Есть еще один моющий, на нижнем этаже, шестом. Стоя на коленях, он оттирает продолговатое пятно. Сверху самого человека не видно, только его руки, которые яростно круговыми движениями трут и трут. Включен транзистор, сквозь треск и свист прорывается джазовая музыка. И длинное темное пятно, по цвету напоминающее кровь. Но вот руки исчезают; бросив тряпку, он появляется у окна, молодой, лет тридцати, крепкий, здоровый, спортивный, с усиками даже. Оглядывается, закуривает, улыбается, есть ли кто спокойнее его? Ровным счетом ничего не случилось. Респектабельный, безупречный дом. Он курит медленными затяжками, а чего ему, собственно, торопиться? Бросает окурок, отходит от окна, а маленький горящий уголек, описав замысловатую траекторию, падает и растворяется в полутьме мрачных расщелин. И снова в меркнущем свете эти руки яростно трут и трут, а пятно все чернеет, удлиняется, расползается, победоносно растет под звуки танца, сёрфа, самбы из того далекого мира, куда ему нет больше возврата.
На пятом этаже, последнем, который просматривается отсюда, тоже был человек. Я не хочу сказать, что он действительно существовал: он был. Мертвящий свет двора угасал и удалялся, как дряхлый официант, проводивший последнего клиента. Глядя сверху вниз, я видел его в положении почти вертикальном. Он стоял, неподвижный, потерянный, потерпевший кораблекрушение неудачник, среди враждебного, угрюмого моря, необозримо простиравшегося вокруг. Я видел слегка ссутулившиеся плечи, макушку, редкие седые волосы. Он стоял как по стойке «смирно». Перед кем?
Я смотрел, смотрел на него и вдруг по характерной линии затылка узнал его.

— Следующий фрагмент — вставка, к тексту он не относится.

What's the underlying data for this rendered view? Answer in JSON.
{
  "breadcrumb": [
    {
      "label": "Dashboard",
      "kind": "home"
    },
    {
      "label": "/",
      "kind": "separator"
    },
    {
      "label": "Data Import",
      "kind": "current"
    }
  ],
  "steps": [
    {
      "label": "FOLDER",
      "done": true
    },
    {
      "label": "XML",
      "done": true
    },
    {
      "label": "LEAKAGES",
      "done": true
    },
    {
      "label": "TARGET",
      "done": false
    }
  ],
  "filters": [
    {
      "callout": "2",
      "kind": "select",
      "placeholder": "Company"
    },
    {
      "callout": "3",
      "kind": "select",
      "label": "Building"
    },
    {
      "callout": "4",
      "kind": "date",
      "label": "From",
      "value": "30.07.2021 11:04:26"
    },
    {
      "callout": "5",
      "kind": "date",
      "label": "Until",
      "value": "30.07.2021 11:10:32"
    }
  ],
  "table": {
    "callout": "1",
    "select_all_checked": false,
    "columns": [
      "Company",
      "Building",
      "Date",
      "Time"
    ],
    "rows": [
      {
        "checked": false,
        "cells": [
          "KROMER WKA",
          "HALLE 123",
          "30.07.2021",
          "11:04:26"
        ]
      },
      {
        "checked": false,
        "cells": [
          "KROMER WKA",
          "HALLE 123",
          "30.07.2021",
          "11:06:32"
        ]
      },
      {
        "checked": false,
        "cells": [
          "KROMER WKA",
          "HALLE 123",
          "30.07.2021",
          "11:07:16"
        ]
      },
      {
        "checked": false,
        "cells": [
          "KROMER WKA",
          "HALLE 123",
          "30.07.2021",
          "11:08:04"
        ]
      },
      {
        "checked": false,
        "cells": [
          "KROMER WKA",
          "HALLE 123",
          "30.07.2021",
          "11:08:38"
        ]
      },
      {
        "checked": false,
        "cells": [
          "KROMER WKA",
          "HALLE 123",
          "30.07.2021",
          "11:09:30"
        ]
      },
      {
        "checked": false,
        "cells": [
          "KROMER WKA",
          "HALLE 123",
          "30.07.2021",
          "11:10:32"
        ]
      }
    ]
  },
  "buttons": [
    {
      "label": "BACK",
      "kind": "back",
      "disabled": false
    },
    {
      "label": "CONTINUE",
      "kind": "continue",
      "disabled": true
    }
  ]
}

Ну конечно, он, старый приятель! Столько лет вместе, те же мысли, желания, развлечения, разочарования. На вид он неказист, но я был так к нему привязан. И вот теперь он стоял перед зеркалом, прямой и сгорбленный, гордый и поверженный, хозяин и раб, откуда взялась горькая складка в уголке глаза?
И почему так неподвижно? Что с ним? Что-то припомнилось? Застарелая унизительная рана, которая время от времени открывается и кровоточит? Угрызения совести? Мысль о том, что вся жизнь была ошибкой? Потерянные друзья? Сожаление?